When hunters stop at the game check station on U.S. 93 near Olney during next year’s season, one very notable face won’t be there.
After 31 seasons of volunteering at the Montana Fish, Wildlife and Parks check station, 76-year-old Leonard Howke has decided to take a step back.
Howke’s passion for his work hasn’t dimmed, but concerns about his eyesight while driving after dark ultimately made up his mind.
Rachel VandeVoort, 40, is one of many people who are truly going to miss seeing Howke at the Olney check station.
“When I heard, I thought ‘What’s the check station gonna be like without Leonard?’” she said.
VandeVoort is a Flathead Valley native who grew up hunting with her dad, Rick Schmidt. She is the director of the Montana Office of Outdoor Recreation. She also teaches hunter education.
Howke has checked every deer she has ever bagged, including her first deer, a spike she killed in 1990. He also checked her most recent buck, a 4x4 she bagged on the second to last weekend of the season. Howke also checked the first buck her 11-year-old son, MacLean, bagged.
“Leonard has always been there,” VandeVoort said. “He’s such a great guy.”
Howke graduated from Whitefish High School in 1959. He has worked in the timber industry, at a taxidermist shop on Central Avenue in Whitefish, and 17 years at the Columbia Falls Aluminum Co.
Spending time outdoors has been a major part of his life. Frequent camping trips with his family were a big part of his youth, as well as hunting and fishing.
In the early 1960s, Howke and some friends wanted to raft the Middle Fork of the Flathead River from up in the Schafer Meadows area in the Great Bear Wilderness, years before it had been designated as such by Congress in 1978.
“The Fish and Wildlife Service people told us we were crazy, but they said ‘go ahead,’ so we did,” Howke said.
Howke said he still floats the Middle Fork from time to time and does a little fishing.
While Howke won’t be working at the check station as much as he used to, he has no plans to stop teaching hunting education.
“I’ll stick with that,” Howke said. “I’m going to finish the school year for the Hooked on Fishing program and then want to come back to the check station to help out a little bit.”
He said he has had second thoughts about not being as involved.
“At the check station, I’ll miss the guys and the hunters stopping in to talk and with the fishing, I’ll miss the kids, but it’s been very meaningful to have been able to be so involved in helping kids learn about the outdoors and how to do it safely,” Howke said.
Howke’s history of volunteering for Fish, Wildlife and Parks also has included working on white-tailed deer studies, capturing bears in the Swan Valley, trapping and transplanting Columbian sharp-tailed grouse, and helping with bighorn sheep trapping and transplanting operations.

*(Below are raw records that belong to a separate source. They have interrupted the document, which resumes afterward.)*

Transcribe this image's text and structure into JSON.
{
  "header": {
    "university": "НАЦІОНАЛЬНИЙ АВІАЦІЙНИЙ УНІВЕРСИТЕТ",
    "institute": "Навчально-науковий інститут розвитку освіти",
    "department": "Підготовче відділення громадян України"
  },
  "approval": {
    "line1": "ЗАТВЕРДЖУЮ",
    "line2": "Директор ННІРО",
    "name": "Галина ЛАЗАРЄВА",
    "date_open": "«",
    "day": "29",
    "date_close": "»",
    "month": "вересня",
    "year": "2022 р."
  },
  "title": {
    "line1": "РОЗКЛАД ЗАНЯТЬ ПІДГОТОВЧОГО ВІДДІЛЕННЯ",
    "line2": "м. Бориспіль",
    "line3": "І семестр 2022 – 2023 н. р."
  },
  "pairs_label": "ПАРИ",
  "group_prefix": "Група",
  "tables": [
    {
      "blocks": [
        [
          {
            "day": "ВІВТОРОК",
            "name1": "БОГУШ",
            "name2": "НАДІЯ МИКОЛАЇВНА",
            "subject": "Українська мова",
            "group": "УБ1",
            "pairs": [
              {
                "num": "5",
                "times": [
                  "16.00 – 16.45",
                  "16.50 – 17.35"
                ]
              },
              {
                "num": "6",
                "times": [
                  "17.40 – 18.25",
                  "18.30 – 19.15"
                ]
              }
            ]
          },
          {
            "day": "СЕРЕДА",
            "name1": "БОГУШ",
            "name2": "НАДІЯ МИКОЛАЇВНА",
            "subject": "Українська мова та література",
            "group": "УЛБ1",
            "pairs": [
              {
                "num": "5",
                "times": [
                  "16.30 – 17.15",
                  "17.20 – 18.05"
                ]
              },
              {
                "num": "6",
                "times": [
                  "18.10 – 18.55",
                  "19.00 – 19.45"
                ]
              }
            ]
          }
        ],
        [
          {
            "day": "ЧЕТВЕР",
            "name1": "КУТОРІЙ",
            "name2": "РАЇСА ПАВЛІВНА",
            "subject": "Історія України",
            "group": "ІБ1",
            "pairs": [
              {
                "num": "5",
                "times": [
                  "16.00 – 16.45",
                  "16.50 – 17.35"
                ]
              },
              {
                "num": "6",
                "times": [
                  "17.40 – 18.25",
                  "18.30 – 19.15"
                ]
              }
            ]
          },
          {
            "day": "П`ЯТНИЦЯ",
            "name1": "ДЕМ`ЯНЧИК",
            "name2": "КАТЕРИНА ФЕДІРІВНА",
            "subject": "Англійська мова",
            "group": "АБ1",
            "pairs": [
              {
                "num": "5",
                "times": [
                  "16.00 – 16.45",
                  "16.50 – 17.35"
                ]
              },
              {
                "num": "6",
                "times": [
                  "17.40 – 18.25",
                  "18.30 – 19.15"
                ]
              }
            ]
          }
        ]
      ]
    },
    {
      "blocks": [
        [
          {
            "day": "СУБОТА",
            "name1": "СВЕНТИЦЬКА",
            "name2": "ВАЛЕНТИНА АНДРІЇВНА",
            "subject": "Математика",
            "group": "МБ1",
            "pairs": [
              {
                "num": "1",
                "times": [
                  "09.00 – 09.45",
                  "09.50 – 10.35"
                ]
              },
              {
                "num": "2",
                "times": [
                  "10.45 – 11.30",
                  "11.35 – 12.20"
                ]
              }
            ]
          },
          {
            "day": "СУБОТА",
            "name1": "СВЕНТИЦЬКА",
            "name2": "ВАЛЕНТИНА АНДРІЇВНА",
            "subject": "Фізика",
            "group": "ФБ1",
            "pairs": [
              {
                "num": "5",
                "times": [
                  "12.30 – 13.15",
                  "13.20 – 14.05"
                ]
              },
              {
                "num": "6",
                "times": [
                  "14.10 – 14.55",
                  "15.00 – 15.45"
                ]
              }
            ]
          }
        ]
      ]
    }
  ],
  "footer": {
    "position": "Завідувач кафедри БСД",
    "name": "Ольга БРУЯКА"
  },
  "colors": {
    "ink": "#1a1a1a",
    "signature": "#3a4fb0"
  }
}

“Trapping sheep off Wild Horse Island was my favorite thing to do and I’ve been involved with the work that was done up in the Woods Ranch area, too,” Howke said.
He said one of the sheep trapping events was amazingly successful.
“When we dropped the nets on them, we caught 34,” Howke recalled.
Some of the work was to transfer sheep to areas in Montana where they didn’t exist or to determine if they had any diseases.
Howke was honored in 2015 with a 50-year hunter education award by Fish, Wildlife and Parks. He also received a Hall of Fame wall plaque and honorarium for his volunteer service.
He first got involved with teaching hunter safety in 1965, leading classes at the old Whitefish Central School.
He won a career achievement award from the Northwest Montana Game Wardens Association in 2003, was the 2007 recipient of the Montana Wildlife Society’s Wildlife Conservation Award and was the winner of the Flathead Audubon Society’s Conservation Achievement Award in 2010.